The skill of constructing a trade and industrial policy lies in balancing the wealth-generating properties of free trade with the profound issues it raises. It is ridiculous, for example, that US hospitals are desperate for protective gear for dealing with patients infected with coronavirus. Lots of people foresaw the possibility of an oil crunch; many, too, argued for the desirability of keeping a native steel industry, or fretted over the loss of national prestige which would come with car or plane production being lost overseas. Rather fewer imagined that we would find ourselves strategically disadvantaged by a shortage of medical aprons. We have realized far too late, as Dominic Green argues, that economic needs cannot be disentangled from security ones.

It doesn’t follow, however, that it would be a good idea for government to prepare for a possible future pandemic by jacking up tariffs on aprons and subsidizing US apron-producers.
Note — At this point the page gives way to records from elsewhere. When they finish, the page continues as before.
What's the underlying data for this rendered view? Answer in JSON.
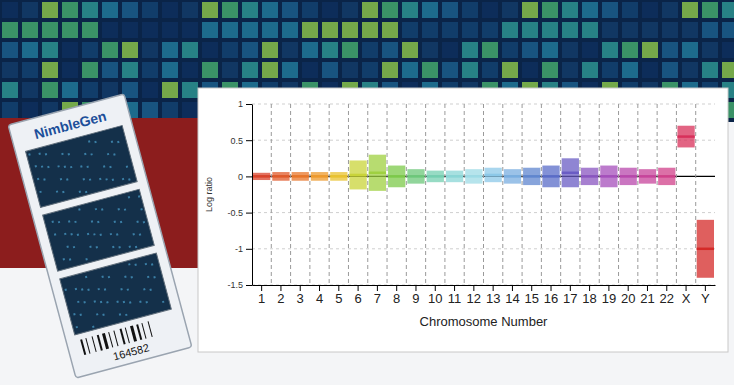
{
  "chart_data": {
    "type": "range",
    "x_label": "Chromosome Number",
    "y_label": "Log ratio",
    "categories": [
      "1",
      "2",
      "3",
      "4",
      "5",
      "6",
      "7",
      "8",
      "9",
      "10",
      "11",
      "12",
      "13",
      "14",
      "15",
      "16",
      "17",
      "18",
      "19",
      "20",
      "21",
      "22",
      "X",
      "Y"
    ],
    "values": [
      0,
      0,
      0,
      0,
      0,
      0.02,
      0.05,
      0,
      0,
      0,
      0,
      0,
      0.02,
      0,
      0,
      0,
      0.05,
      0,
      0,
      0,
      0,
      0,
      0.55,
      -1.0
    ],
    "spread": [
      0.05,
      0.06,
      0.06,
      0.06,
      0.06,
      0.2,
      0.25,
      0.15,
      0.1,
      0.08,
      0.08,
      0.1,
      0.1,
      0.1,
      0.12,
      0.15,
      0.2,
      0.12,
      0.15,
      0.12,
      0.1,
      0.12,
      0.15,
      0.4
    ],
    "colors": [
      "#d9432b",
      "#e05a2a",
      "#e8762a",
      "#ee9a2c",
      "#e9c22f",
      "#c9d43a",
      "#9fd040",
      "#7cc94a",
      "#6cc77a",
      "#74cfb0",
      "#8ad6d6",
      "#9edbe6",
      "#8cc8e8",
      "#79aee0",
      "#5f86cf",
      "#5a6cc8",
      "#6a5cc4",
      "#8a55c0",
      "#a54fbb",
      "#b848ac",
      "#c7449b",
      "#d0408a",
      "#d8305a",
      "#d42a28"
    ],
    "ylim": [
      -1.5,
      1
    ],
    "yticks": [
      -1.5,
      -1,
      -0.5,
      0,
      0.5,
      1
    ],
    "grid": true
  },
  "slide": {
    "logo": "NimbleGen",
    "barcode": "164582"
  }
}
All that would achieve is to tie up resources in the production of goods which we could obtain more cheaply elsewhere. Resources could be better employed producing goods and services potentially of much higher value to the US. A more logical approach is for government to create a list of products which might have to be manufactured domestically at short notice in the event of a medical crisis — drugs and much else besides — and to ensure that there are production lines in the US which could be switched in the event of acute need.

There is a great desire at the moment to punish China, perhaps by erecting trade sanctions and demanding reparations, in response to the Communist party’s initial attempts to cover up the virus. The relationship between China and the World Health Organization (WHO) needs examining. It is outrageous that Tedros Adhanom Ghebreyesus, the director of the WHO, praised Chinese ‘transparency’ when the first instinct of the regime was to silence doctors who had sounded the alarm about a novel virus.

Abruptly cut off trade with China or any other country and all you achieve is to make everyone poorer. You hurt American consumers — and not just by preventing them from buying plastic tchotchkes: the Chinese produce masses of valuable goods, too. You also invite retaliation from a country that is increasingly confident in its superpower status. We need a careful but determined uncoupling from China’s vast economy. When the COVID-19 crisis passes, America must deploy an industrial policy to strike a better balance between globalization and the national interest.